HIPAA Indictment: Compliance Catalyst?
High-Profile Case Could Renew Awareness of Privacy RuleWe've often said that if authorities initiated more high-profile legal actions against alleged HIPAA violators, it would go a long way toward boosting compliance. So we're glad to see that federal prosecutors in Virginia have announced an indictment in a case that alleges a particularly heinous HIPAA Privacy Rule violation.
The U.S. Attorney's Office for the Eastern District of Virginia says a federal grand jury has indicted a physician who is alleged to have provided health information about a patient he treated for mental illness to an agent of the patient's employer, without obtaining the patient's authorization. And that's a serious allegation, to be sure.

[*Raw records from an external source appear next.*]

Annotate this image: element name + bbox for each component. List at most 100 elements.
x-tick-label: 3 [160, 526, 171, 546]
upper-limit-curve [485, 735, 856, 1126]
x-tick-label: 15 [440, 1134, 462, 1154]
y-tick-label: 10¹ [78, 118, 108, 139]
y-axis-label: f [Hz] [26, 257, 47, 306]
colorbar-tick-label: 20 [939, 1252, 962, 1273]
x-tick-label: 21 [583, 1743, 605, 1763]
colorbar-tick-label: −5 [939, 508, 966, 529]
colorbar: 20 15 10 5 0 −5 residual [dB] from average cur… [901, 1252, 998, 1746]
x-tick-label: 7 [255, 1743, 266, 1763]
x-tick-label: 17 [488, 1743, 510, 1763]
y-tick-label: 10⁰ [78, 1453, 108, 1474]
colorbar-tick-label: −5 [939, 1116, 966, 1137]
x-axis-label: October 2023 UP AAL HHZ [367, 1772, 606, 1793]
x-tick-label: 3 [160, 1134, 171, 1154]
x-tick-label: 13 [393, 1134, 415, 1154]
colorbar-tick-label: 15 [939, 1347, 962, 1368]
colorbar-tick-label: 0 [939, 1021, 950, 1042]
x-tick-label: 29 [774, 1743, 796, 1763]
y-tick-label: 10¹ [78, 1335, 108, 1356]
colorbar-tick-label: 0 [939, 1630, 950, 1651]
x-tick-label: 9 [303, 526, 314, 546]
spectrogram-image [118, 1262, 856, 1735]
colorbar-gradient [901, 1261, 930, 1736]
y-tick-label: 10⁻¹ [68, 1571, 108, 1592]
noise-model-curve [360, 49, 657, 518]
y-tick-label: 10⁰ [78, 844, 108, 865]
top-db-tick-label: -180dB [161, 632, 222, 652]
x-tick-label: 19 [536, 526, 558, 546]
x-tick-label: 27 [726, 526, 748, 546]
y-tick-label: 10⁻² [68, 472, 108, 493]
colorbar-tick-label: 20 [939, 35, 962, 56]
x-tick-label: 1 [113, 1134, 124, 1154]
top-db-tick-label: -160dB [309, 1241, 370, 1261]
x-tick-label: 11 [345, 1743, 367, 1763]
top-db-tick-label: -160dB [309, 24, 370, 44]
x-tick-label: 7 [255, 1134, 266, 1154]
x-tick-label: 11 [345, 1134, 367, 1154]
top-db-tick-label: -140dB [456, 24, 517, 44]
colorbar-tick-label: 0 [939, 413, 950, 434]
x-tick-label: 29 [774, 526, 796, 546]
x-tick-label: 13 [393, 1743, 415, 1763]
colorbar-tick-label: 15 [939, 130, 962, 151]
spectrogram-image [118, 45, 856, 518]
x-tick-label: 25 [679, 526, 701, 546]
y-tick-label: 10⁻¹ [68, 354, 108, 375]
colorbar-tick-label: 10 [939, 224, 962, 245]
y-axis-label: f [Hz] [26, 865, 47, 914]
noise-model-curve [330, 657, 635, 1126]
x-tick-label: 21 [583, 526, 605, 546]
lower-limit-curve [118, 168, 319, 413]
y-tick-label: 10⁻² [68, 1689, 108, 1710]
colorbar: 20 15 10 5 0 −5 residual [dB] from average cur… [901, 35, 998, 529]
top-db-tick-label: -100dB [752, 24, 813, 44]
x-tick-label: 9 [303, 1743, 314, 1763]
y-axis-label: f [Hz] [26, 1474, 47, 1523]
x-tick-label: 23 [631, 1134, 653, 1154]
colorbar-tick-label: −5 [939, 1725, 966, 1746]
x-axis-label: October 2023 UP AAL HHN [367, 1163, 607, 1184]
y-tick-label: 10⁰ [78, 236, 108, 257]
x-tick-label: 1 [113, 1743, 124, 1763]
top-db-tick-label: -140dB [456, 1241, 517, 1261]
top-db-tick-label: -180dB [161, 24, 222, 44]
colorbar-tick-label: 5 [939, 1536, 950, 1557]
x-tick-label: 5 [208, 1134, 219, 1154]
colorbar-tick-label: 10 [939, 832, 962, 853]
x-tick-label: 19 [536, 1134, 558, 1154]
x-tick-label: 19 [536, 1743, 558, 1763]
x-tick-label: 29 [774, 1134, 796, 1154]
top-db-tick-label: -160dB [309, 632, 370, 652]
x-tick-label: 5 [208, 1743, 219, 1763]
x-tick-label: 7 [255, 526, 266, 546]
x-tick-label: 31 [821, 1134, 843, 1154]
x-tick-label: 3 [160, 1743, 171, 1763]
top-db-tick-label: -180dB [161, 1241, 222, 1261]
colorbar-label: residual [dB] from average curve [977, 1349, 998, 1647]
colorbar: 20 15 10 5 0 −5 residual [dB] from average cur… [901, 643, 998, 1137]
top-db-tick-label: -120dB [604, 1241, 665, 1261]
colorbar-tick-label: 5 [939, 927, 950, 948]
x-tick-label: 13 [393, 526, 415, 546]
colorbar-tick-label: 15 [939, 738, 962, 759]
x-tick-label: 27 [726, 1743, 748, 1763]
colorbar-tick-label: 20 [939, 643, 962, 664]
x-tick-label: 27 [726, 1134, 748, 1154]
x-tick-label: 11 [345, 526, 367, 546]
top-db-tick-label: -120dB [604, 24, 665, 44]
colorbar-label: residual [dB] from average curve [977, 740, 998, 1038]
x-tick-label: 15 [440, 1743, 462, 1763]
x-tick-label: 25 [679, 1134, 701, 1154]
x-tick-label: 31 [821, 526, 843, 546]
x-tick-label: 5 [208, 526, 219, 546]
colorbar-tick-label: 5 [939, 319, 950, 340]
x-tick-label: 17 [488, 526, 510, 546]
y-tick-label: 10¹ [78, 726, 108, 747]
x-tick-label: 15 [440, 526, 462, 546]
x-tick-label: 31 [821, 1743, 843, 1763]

The prosecutors say the physician "made the unauthorized disclosure under the false pretenses that the patient was a serious and imminent threat to the safety of the public, when, in fact, he knew that the patient was not such a threat."
If convicted, the physician could face a maximum penalty of five years in prison. His attorney told a local news website that the doctor plans to plead not guilty in the HIPAA case.
If the physician is convicted, a stiff prison sentence would send a strong signal about the importance of abiding by HIPAA.
In the meantime, when's the last time your organization educated clinicians about the HIPAA privacy requirements? You might want to double-check.